Recognizing the signs and speaking the truth will literally change you.

I have some tips for you to deal with gaslighting. Again I’m not a professional but this is just in my experience.

1. Notice the inconsistencies between what a person says and what they do or what they say one day and what they say another day. Use your ability to feel, to sense if something feels off or not quite right. Validate your intuition first before comparing versions of reality with someone else. Go get a reality check from someone outside the situation.

2. When you’re really certain what happened, own your reality. Speak up with conviction about your perception of reality and notice the other person’s response.

3. Don’t try to rationalize with the person once you realize they’re gaslighting you. You can’t rationalize with a person like that.

4. Don’t try to get a gaslighter to take responsibility for what they’re doing. The whole reason they’re doing it is to avoid responsibility. Trying to do this will just cause you more mental stress and isn’t worth it.

5. Opt out of any unnecessary interactions with gaslighters and when possible cut them out of your life entirely because they are putting your sanity at risk with no apologies. (this seems a bit harsh, but you are the priority. Your mental health is always number 1.)

6. Reprogram your mind and the way you speak to yourself to remind yourself what reality is, when those doubts start to creep in, when you start to doubt yourself or you hear the voice of the gaslighter in your head trying to confuse you.

I’ve never been the type of person to “give up” on someone, or cut someone out. But sometimes there are situations that are out of our control and we realize they aren’t healthy for us.

Don’t blame yourself or feel like you’ve done anything wrong in seeing the reality of a situation and speaking that truth.

Don’t let that abuser take over your thoughts telling you “you’re wrong”, “you’re a bad person”, “you’re irrational”.

Don’t let them act as if nothing has happened and crazy-make your mind.

I read this quote somewhere and it rang so true with me… “the erasure of the abuse was worse than the abuse.”
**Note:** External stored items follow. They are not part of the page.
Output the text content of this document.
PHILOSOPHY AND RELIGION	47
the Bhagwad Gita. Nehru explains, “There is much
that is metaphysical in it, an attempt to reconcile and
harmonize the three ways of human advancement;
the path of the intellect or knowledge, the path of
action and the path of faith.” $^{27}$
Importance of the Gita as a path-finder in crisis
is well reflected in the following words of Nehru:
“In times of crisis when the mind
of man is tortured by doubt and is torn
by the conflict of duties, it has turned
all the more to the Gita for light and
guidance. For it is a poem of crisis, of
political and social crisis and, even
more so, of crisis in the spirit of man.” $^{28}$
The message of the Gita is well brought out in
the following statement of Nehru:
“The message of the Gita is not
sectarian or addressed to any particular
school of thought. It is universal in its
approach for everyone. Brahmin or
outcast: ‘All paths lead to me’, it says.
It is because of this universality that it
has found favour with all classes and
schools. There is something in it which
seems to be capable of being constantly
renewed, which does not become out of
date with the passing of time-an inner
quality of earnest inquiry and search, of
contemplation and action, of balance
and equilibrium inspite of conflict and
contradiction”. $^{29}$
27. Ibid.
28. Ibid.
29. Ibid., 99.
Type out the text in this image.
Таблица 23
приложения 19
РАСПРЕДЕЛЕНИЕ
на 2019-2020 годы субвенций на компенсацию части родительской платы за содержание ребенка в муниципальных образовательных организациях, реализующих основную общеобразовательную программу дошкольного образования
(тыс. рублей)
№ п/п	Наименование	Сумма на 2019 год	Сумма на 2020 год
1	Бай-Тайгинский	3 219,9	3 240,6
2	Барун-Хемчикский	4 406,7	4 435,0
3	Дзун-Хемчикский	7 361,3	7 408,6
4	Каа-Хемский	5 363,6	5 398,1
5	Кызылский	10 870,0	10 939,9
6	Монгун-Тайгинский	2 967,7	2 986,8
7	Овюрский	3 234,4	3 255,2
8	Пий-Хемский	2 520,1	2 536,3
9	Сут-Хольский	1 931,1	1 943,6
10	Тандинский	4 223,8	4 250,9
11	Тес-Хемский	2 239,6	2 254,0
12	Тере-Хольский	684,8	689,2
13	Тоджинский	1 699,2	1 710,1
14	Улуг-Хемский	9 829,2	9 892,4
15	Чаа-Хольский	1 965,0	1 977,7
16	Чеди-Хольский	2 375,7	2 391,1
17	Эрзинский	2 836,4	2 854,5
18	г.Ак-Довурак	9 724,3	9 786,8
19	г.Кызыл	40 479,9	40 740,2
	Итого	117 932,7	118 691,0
This is absolutely the truth. Seeing the issues, inconsistencies, avoidance, blatant lies, or even ignorance to the cause of the problem, knowing they are there, and being told it’s all in your head is the most hurtful part of the whole process.

But you can overcome it.

When narcissists unmask themselves to the wrong people, they’re in trouble.

No amount of hovering, mind games or manipulation can
draw back a survivor who’s had enough, who has seen enough, and knows enough is enough. The awakened survivor is a narcissist’s worst nightmare.